LOS ANGELES — BMW North America LLC’s ReachNow mobility services program will be available in its third city — Brooklyn, N.Y. — in early December, the company announced Tuesday. The program will eventually expand offerings beyond the original carshare service, in all of its markets, into four capabilities: an on-demand rideshare service, car rentals as long as five days, the company’s original short-term fleet rental service, and a residential shared-ownership model. The last two features will be available on the East Coast by year-end.
“It’s an extension of the carshare programs for those that live in those urban dwellings,” ReachNow Chief Executive Steve Banfield told Auto Finance News. “We’ll come pick up the car, and we’ll leverage that as part of the fleet. We’re making use of it, and you’re going to be earning value.”
The fleet program is framed as an added amenity for residents, but can also benefit the buildings’ owners as well, according to Banfield.
“In those urban centers, they’re having to come up with transportation and parking mitigation plans, because cities are saying, ‘you want to build a 500-room apartment building, how many cars is that going to be and where are they going to go?’” he said. “It allows the building owner to encourage the actual end users that ‘hey, you don’t need to own a car, you don’t need to park a car, you can take mass transit or you can use other services, but when you do need a car, you can reserve ahead of time.”
The program costs $0.41 per minute to drive, and there’s currently no registration fee. (That’s $24.60 an hour.)

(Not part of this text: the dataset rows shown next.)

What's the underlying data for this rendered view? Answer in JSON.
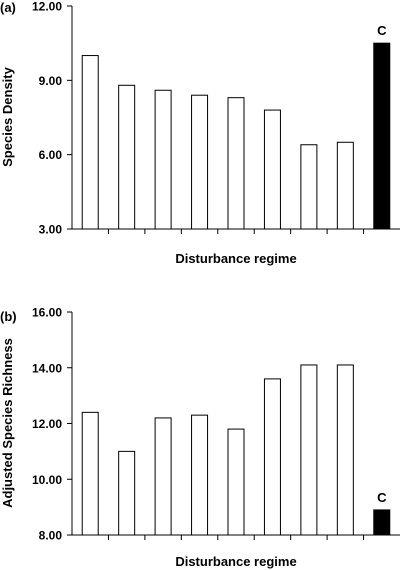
{
  "chart_data": [
    {
      "panel_label": "(a)",
      "type": "bar",
      "ylabel": "Species Density",
      "xlabel": "Disturbance regime",
      "ylim": [
        3.0,
        12.0
      ],
      "yticks": [
        "3.00",
        "6.00",
        "9.00",
        "12.00"
      ],
      "ytick_values": [
        3,
        6,
        9,
        12
      ],
      "grid": false,
      "values": [
        10.0,
        8.8,
        8.6,
        8.4,
        8.3,
        7.8,
        6.4,
        6.5,
        10.5
      ],
      "fills": [
        "white",
        "white",
        "white",
        "white",
        "white",
        "white",
        "white",
        "white",
        "black"
      ],
      "annotation": {
        "text": "C",
        "bar_index": 8
      }
    },
    {
      "panel_label": "(b)",
      "type": "bar",
      "ylabel": "Adjusted Species Richness",
      "xlabel": "Disturbance regime",
      "ylim": [
        8.0,
        16.0
      ],
      "yticks": [
        "8.00",
        "10.00",
        "12.00",
        "14.00",
        "16.00"
      ],
      "ytick_values": [
        8,
        10,
        12,
        14,
        16
      ],
      "grid": false,
      "values": [
        12.4,
        11.0,
        12.2,
        12.3,
        11.8,
        13.6,
        14.1,
        14.1,
        8.9
      ],
      "fills": [
        "white",
        "white",
        "white",
        "white",
        "white",
        "white",
        "white",
        "white",
        "black"
      ],
      "annotation": {
        "text": "C",
        "bar_index": 8
      }
    }
  ]
}
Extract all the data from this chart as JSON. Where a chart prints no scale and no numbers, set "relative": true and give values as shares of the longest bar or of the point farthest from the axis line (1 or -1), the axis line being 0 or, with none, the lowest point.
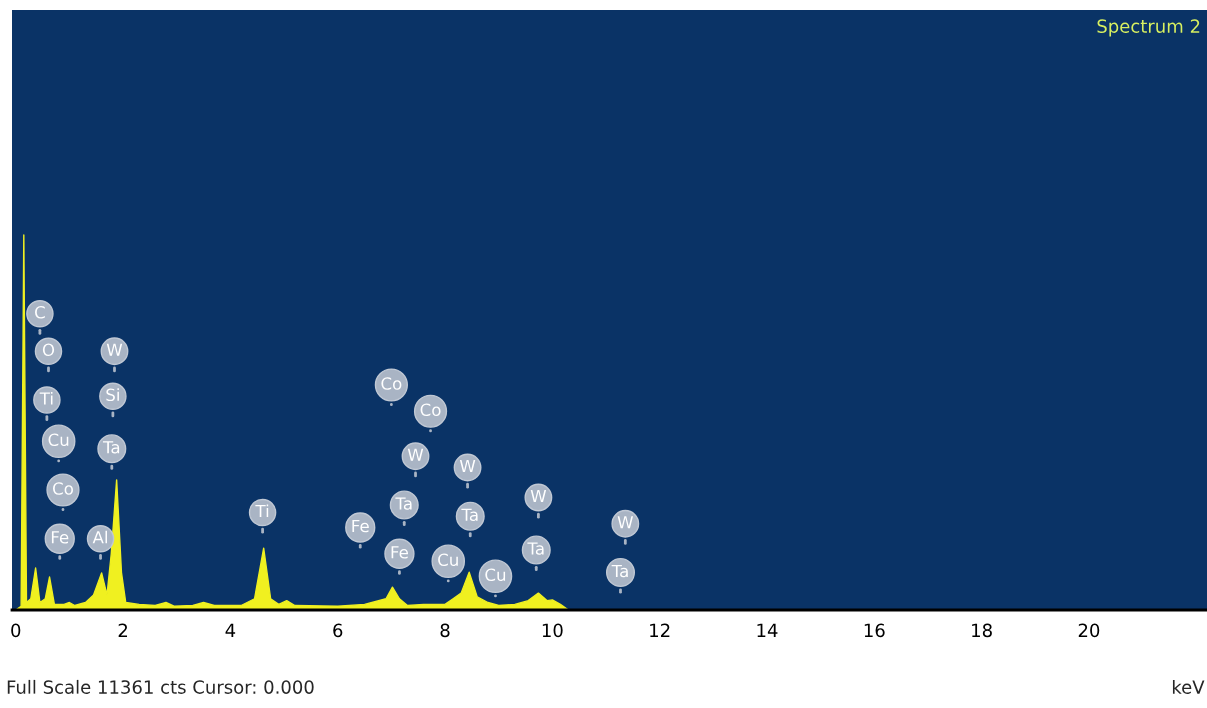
{
  "chart_data": {
    "type": "area",
    "title": "Spectrum 2",
    "xlabel": "keV",
    "relative": true,
    "xlim": [
      -0.07,
      22.2
    ],
    "xticks": [
      0,
      2,
      4,
      6,
      8,
      10,
      12,
      14,
      16,
      18,
      20
    ],
    "grid": false,
    "series": [
      {
        "color": "#f0f020",
        "x": [
          0,
          0.1,
          0.15,
          0.2,
          0.28,
          0.37,
          0.45,
          0.55,
          0.63,
          0.72,
          0.9,
          1.0,
          1.1,
          1.3,
          1.45,
          1.6,
          1.7,
          1.78,
          1.88,
          1.97,
          2.05,
          2.3,
          2.6,
          2.8,
          2.95,
          3.3,
          3.5,
          3.7,
          4.2,
          4.45,
          4.62,
          4.75,
          4.9,
          5.05,
          5.2,
          6.0,
          6.5,
          6.9,
          7.02,
          7.15,
          7.3,
          7.6,
          8.0,
          8.15,
          8.3,
          8.45,
          8.6,
          8.8,
          9.0,
          9.3,
          9.55,
          9.74,
          9.9,
          10.0,
          10.15,
          10.3
        ],
        "values": [
          0,
          0.01,
          1.0,
          0.02,
          0.03,
          0.112,
          0.02,
          0.03,
          0.088,
          0.015,
          0.015,
          0.02,
          0.012,
          0.02,
          0.04,
          0.099,
          0.04,
          0.15,
          0.347,
          0.1,
          0.02,
          0.015,
          0.012,
          0.02,
          0.01,
          0.012,
          0.02,
          0.012,
          0.012,
          0.03,
          0.165,
          0.03,
          0.015,
          0.025,
          0.012,
          0.01,
          0.015,
          0.03,
          0.061,
          0.03,
          0.012,
          0.015,
          0.015,
          0.03,
          0.045,
          0.101,
          0.035,
          0.02,
          0.012,
          0.015,
          0.025,
          0.045,
          0.025,
          0.027,
          0.015,
          0
        ]
      }
    ],
    "annotations": [
      {
        "text": "C",
        "x": 0.45,
        "y": 0.79
      },
      {
        "text": "O",
        "x": 0.61,
        "y": 0.69
      },
      {
        "text": "Ti",
        "x": 0.58,
        "y": 0.56
      },
      {
        "text": "Cu",
        "x": 0.8,
        "y": 0.45
      },
      {
        "text": "Co",
        "x": 0.88,
        "y": 0.32
      },
      {
        "text": "Fe",
        "x": 0.82,
        "y": 0.19
      },
      {
        "text": "Al",
        "x": 1.58,
        "y": 0.19
      },
      {
        "text": "W",
        "x": 1.84,
        "y": 0.69
      },
      {
        "text": "Si",
        "x": 1.81,
        "y": 0.57
      },
      {
        "text": "Ta",
        "x": 1.79,
        "y": 0.43
      },
      {
        "text": "Ti",
        "x": 4.6,
        "y": 0.26
      },
      {
        "text": "Fe",
        "x": 6.42,
        "y": 0.22
      },
      {
        "text": "Co",
        "x": 7.0,
        "y": 0.6
      },
      {
        "text": "Co",
        "x": 7.73,
        "y": 0.53
      },
      {
        "text": "W",
        "x": 7.45,
        "y": 0.41
      },
      {
        "text": "Ta",
        "x": 7.24,
        "y": 0.28
      },
      {
        "text": "Fe",
        "x": 7.15,
        "y": 0.15
      },
      {
        "text": "W",
        "x": 8.42,
        "y": 0.38
      },
      {
        "text": "Ta",
        "x": 8.47,
        "y": 0.25
      },
      {
        "text": "Cu",
        "x": 8.06,
        "y": 0.13
      },
      {
        "text": "Cu",
        "x": 8.94,
        "y": 0.09
      },
      {
        "text": "W",
        "x": 9.74,
        "y": 0.3
      },
      {
        "text": "Ta",
        "x": 9.7,
        "y": 0.16
      },
      {
        "text": "W",
        "x": 11.36,
        "y": 0.23
      },
      {
        "text": "Ta",
        "x": 11.27,
        "y": 0.1
      },
      "Full Scale 11361 cts Cursor: 0.000"
    ]
  }
}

“We do not offer a subscription program. I don’t want customers, I want members, and by member I don’t mean you join a gym and pay a monthly membership,” Banfield said. “Right now we’re waiving the signup fee. A customer does something and it’s transactional, but I want to earn someone’s business every day. It’s running a service, I don’t want a onetime transaction.”
BMW is thinking beyond traditional two- to three-year leasing models, he added, but it’s not intended as a replacement for full-time ownership. “If we can give consumers another alternative, and say, ‘You can own a car, but you don’t have to use it every day, and when you’re not using it, you can make money off of it’ — I think that’s an exciting opportunity.”